Building sector ‘in danger of collapse’
Building certifier warns the building industry will ‘collapse’ over compulsory indemnity insurance.
The building certifier behind Perth’s $1.6 billion Optus Stadium has warned Scott Morrison that his firm will be forced out of business and the construction industry will “collapse” without settlement of a national crisis over compulsory indemnity insurance.
In a letter to the Prime Minister obtained by The Australian, JMG Building Surveyors chief executive John Massey says the current trend of insurance companies offering coverage to private building certifiers with exclusions for dangerous materials such as cladding would break his firm’s contracts.
The result would be to force JMG and other certifiers out of business.
Mr Massey said certifiers were concerned that state governments were responding to skyrocketing insurance premiums with legislation to allow policy exclusions in the mistaken belief “this will somehow make the problem disappear”.
“I am sorry to inform you that it will not,” he told Mr Morrison.
The JMG chief’s warning comes as a proposal by Industry Minister Karen Andrews yesterday for a national taskforce to formulate a nationally consistent approach to building regulations was immediately rejected by state governments ahead of a joint ministers’ meeting called to deal with the crisis on Thursday.
Mr Massey’s letter to the Prime Minister echoes a warning to him from five of the nation’s largest business groups that the building sector will grind to a halt unless unaffordable insurance premiums and exclusionary policies are dealt with.
Some building firms are already threatening to stop work on all projects involving cladding until the crisis is solved.

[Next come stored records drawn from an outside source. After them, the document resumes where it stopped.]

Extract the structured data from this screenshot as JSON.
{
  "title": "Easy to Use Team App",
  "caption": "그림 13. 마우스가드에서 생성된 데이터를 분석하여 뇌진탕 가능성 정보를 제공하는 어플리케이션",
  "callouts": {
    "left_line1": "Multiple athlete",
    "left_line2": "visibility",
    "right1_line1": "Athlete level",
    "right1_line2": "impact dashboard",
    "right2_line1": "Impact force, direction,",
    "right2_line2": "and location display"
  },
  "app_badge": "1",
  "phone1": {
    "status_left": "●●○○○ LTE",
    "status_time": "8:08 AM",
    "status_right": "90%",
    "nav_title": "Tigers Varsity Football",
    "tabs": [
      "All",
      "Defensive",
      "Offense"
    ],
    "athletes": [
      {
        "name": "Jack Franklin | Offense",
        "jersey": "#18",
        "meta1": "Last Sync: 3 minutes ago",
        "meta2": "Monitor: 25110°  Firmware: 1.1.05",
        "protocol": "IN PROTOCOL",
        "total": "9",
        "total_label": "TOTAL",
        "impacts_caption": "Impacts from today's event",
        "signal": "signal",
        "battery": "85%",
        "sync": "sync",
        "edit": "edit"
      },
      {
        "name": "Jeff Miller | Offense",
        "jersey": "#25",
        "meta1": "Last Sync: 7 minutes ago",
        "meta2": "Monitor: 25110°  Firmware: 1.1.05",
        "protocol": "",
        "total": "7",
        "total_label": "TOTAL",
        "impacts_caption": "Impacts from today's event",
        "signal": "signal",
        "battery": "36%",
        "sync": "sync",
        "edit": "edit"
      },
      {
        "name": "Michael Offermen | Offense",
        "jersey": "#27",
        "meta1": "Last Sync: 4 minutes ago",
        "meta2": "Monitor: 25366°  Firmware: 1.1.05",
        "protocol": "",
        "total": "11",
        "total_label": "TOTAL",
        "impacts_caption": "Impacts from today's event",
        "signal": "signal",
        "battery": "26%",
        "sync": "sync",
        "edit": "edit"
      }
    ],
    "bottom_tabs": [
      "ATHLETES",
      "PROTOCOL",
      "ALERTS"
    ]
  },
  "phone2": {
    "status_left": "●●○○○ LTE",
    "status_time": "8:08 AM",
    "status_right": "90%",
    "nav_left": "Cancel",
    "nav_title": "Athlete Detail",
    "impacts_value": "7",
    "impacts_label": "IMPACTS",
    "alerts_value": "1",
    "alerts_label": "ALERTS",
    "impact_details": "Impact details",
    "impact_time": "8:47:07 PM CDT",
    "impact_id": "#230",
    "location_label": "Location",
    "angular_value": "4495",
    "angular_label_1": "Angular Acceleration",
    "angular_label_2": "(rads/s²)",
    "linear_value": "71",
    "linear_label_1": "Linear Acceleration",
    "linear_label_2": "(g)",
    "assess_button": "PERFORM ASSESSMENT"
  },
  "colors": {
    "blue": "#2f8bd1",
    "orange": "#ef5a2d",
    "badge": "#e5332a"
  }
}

Mr Massey said JMG currently had insurance coverage without exclusions.
“But now, insurance companies are refusing to offer new policies to building surveyors and other industry professionals that don’t have exclusions,” his letter tells Mr Morrison.
“As a building surveying firm, JMG cannot continue without being covered by full insurance, which of course is an expectation of our clients, as well as the general community.
“We will be required to close our business without our current insurance cover. JMG and our staff are not alone. Building surveying firms across Australia have closed their doors and many more will be forced to follow.
“Indeed, without a workable solution on the table very soon, I believe the building and construction industry throughout Australia will eventually collapse.”
JMG has signed off on building code and safety compliance for some of WA’s biggest building projects including Optus Stadium, Perth Arena and St John of God Hospital. It is working on the new $428m WA Museum.
JMG executive Ron Sherar, who led the certifying team for the stadium, said the company would not be able to secure an insurance policy — when its renewal was due next April — that did not make Mr Massey personally liable for materials used in projects over the past six years.
“It’s past projects, not just projects going forward. Ministers don’t understand that,” he said.
Australian Institute of Building Surveyors chief executive Mark Mace said Thursday’s meeting of state ministers had to solve the crisis. “We have been warning governments at all levels for more than four years that this would happen,” he said.
The Australian has learned another building surveyors company based in Launceston, Protek, intends to close its doors on Friday after 20 years in business, citing unaffordable indemnity insurance.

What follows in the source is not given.